The BioPulverizer reduces tissue hard-frozen in liquid nitrogen to a fine powder. Because of the high water content, most fresh tissue becomes as brittle as glass at liquid nitrogen temperatures. A sharp blow with a hammer will shatter it into tiny pieces. Called freeze-fracturing or cryopulverization, the method is especially useful for preparing tough, fibrous tissues such as skin, cartilage, cornea, etc. for subsequent rapid cell disruption using other techniques. The Bio-Pulverizer consists of a hole machined in a stainless steel base into which fits a special piston, or pestle. In a typical procedure, up to 10 g of animal or plant tissue is hard-frozen in liquid nitrogen and placed in the pre-chilled BioPulverizer. The piston delivers a blow to the brittle tissue reducing it to powder.

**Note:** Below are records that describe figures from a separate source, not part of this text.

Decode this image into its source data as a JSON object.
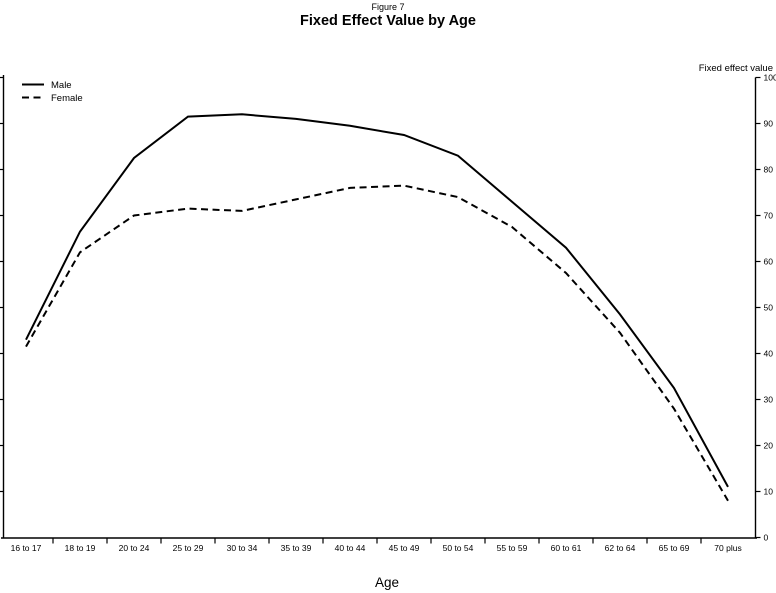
{
  "header": {
    "figure_label": "Figure 7",
    "title": "Fixed Effect Value by Age"
  },
  "chart_data": {
    "type": "line",
    "figure_label": "Figure 7",
    "title": "Fixed Effect Value by Age",
    "xlabel": "Age",
    "ylabel": "Fixed effect value",
    "ylim": [
      0,
      100
    ],
    "y_ticks": [
      0,
      10,
      20,
      30,
      40,
      50,
      60,
      70,
      80,
      90,
      100
    ],
    "y_axis_side": "right",
    "grid": false,
    "legend_position": "top-left",
    "categories": [
      "16 to 17",
      "18 to 19",
      "20 to 24",
      "25 to 29",
      "30 to 34",
      "35 to 39",
      "40 to 44",
      "45 to 49",
      "50 to 54",
      "55 to 59",
      "60 to 61",
      "62 to 64",
      "65 to 69",
      "70 plus"
    ],
    "series": [
      {
        "name": "Male",
        "style": "solid",
        "values": [
          43.0,
          66.5,
          82.5,
          91.5,
          92.0,
          91.0,
          89.5,
          87.5,
          83.0,
          73.0,
          63.0,
          48.5,
          32.5,
          11.0
        ]
      },
      {
        "name": "Female",
        "style": "dashed",
        "values": [
          41.5,
          62.0,
          70.0,
          71.5,
          71.0,
          73.5,
          76.0,
          76.5,
          74.0,
          67.5,
          57.5,
          44.5,
          28.0,
          8.0
        ]
      }
    ],
    "colors": {
      "line": "#000000",
      "background": "#ffffff"
    }
  }
}
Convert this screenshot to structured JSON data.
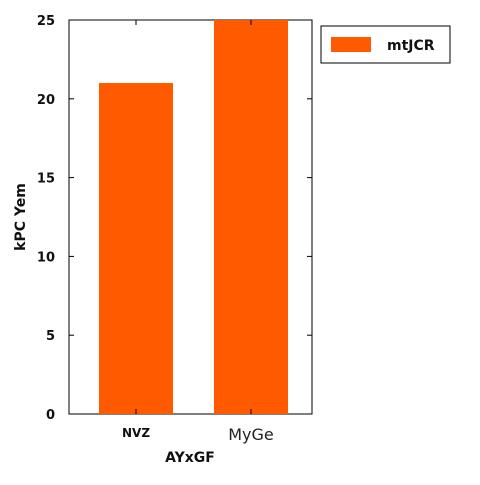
{
  "chart_data": {
    "type": "bar",
    "categories": [
      "NVZ",
      "MyGe"
    ],
    "series": [
      {
        "name": "mtJCR",
        "values": [
          21,
          25
        ],
        "color": "#ff5a00"
      }
    ],
    "xlabel": "AYxGF",
    "ylabel": "kPC Yem",
    "ylim": [
      0,
      25
    ],
    "yticks": [
      0,
      5,
      10,
      15,
      20,
      25
    ],
    "grid": false,
    "legend_position": "top-right"
  }
}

Cryopulverization with the Bio-Pulverizer is also useful for extracting labile tissue metabolites. And, for affinity proteomics studies, cryogrinding with a bead mill such as our MiniBeadbeater is the preferred way to disrupt cells for recovery of native protein complexes (see Biotechniques 58:103-119 (Mar 2015)).
How The BioPulverizer Works…
The 59012 MS Multi-Well BioPulverizer is made of stainless steel. The mass of the stainless steel will retain the cold long enough for you to complete your pulverization without adding additional liquid nitrogen. After being cooled to liq N2 temperatures, samples of hard frozen tissue are added to each of the 12 wells. One-by-one, a stainless steel pestle is inserted into each well and given a blow with the provided hammer. After removing the pestle, the cylindrical stainless steel sleeve is lifted off the base or platform, thus making accessible the hard frozen, powdered tissue remaining in a shallow well of the base. Working quickly, the still frozen powdered tissue is removed with a spatula and transferred to a user-provided tube for processing in a buffer or nucleic acid extraction media.